Il PSI deve avere una linea politica chiara e non altalenante. Non si può entrare in fibrillazione appena i socialisti perdono le elezioni in un qualche Paese del mondo, ed esaltarsi appena si vince da qualche parte un’elezione, anche parziale. Tali comportamenti richiedono l’intervento dello psicologo. Se i terzi poli perdono in Inghilterra con Cleg o in Francia con Bayrou, non sono fatti che ci devono appassionare. Il socialismo è altra cosa.
Il PSI, partito del lavoro, deve essere sinistra di governo, deve lottare il secessionismo di Bossi e il giustizialismo di Di Pietro. Se la Lega insiste sul federalismo così come presentato, bisogna avere il coraggio di dire che si tratta di un colossale imbroglio ai danni del mezzogiorno d’Italia.
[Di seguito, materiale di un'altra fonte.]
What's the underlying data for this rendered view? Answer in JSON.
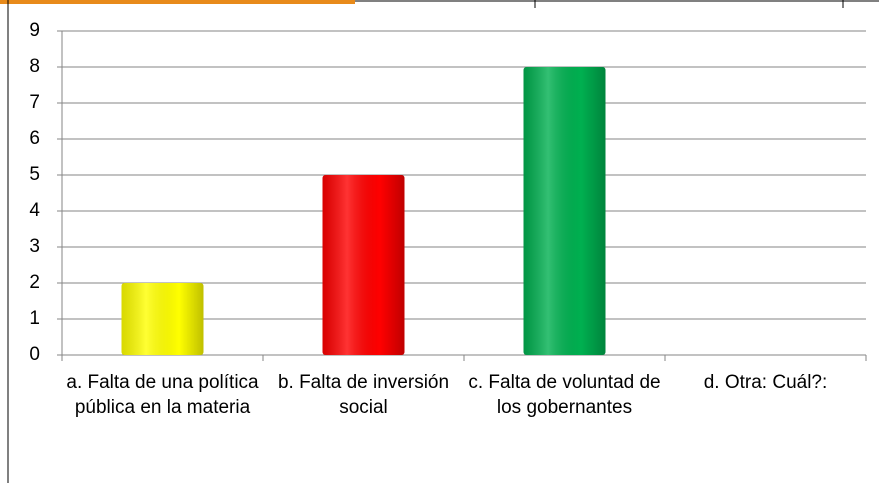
{
  "chart_data": {
    "type": "bar",
    "categories": [
      "a. Falta de una política pública en la materia",
      "b. Falta de inversión social",
      "c. Falta de voluntad de los gobernantes",
      "d. Otra: Cuál?:"
    ],
    "values": [
      2,
      5,
      8,
      0
    ],
    "colors": [
      "#ffff00",
      "#ff0000",
      "#00b050",
      "#4472c4"
    ],
    "ylim": [
      0,
      9
    ],
    "yticks": [
      0,
      1,
      2,
      3,
      4,
      5,
      6,
      7,
      8,
      9
    ],
    "grid": true
  }
}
La Lega Nord va combattuta poiché all’articolo 1 dello Statuto si parla chiaramente di divisione del Paese.
Al folle progetto leghista occorre contrapporre il nostro socialismo tricolore, con il rilancio dell’opera ed il pensiero di Giuseppe Garibaldi e con l’appello alla solidarietà ed all’unità di tutti gli italiani.
La sinistra italiana la si rappresenta veramente se si è garantisti e non forcaioli, ecologisti, liberali, anti-militaristi e contro il capitalismo selvaggio.
Ridistribuire la ricchezza, esaltare il concetto di uguaglianza, sostenere il merito contro la clientela, diffondere il senso civico della legalità non pelosa, esaltare il senso di appartenenza ad una collettività, sono tutti concetti di matrice prettamente socialista.
Il nome socialista va difeso, gli ideali esaltati,il progetto politico costruito.
CONCLUSIONI
Il PSI ha uno spazio politico enorme da coprire. Il socialismo non solo non è superato ma più che mai attuale. Chi nega tale evidenza ha altri obiettivi di carattere diverso da quello politico.
Oggi è necessario procedere ad un allargamento e un rinnovamento del gruppo dirigente. Parimenti è opportuno chiedere un passo indietro a chi non crede più nelle possibilità di ripresa del partito.
E’ indispensabile garantire alle prossime elezioni la presentazione di liste con il simbolo socialista e, su questo, fare un patto con i militanti, vecchi e nuovi, e con gli elettori. Non devono essere ammesse scorciatoie. Anche in presenza di alleanze per il superamento degli sbarramenti, va comunque evidenziato il nome ed il simbolo del PSI.
E’ necessario riallacciare rapporti seri e collaborativi con il sindacato e tutto il mondo associativo.
Il Partito del Lavoro deve avere sedi in tutte le principali città del Paese, gli eletti devono contribuire a tale necessità, i militanti devono consentire con il loro contributo alla vita associativa del Partito.
Il socialista non può avere l’imbarazzo a chiamarsi tale per responsabilità, ove esistenti, del passato.
Riacquistare la propria dignità, dimostrare con orgoglio di appartenere alla storia politica più lunga e più bella del Paese.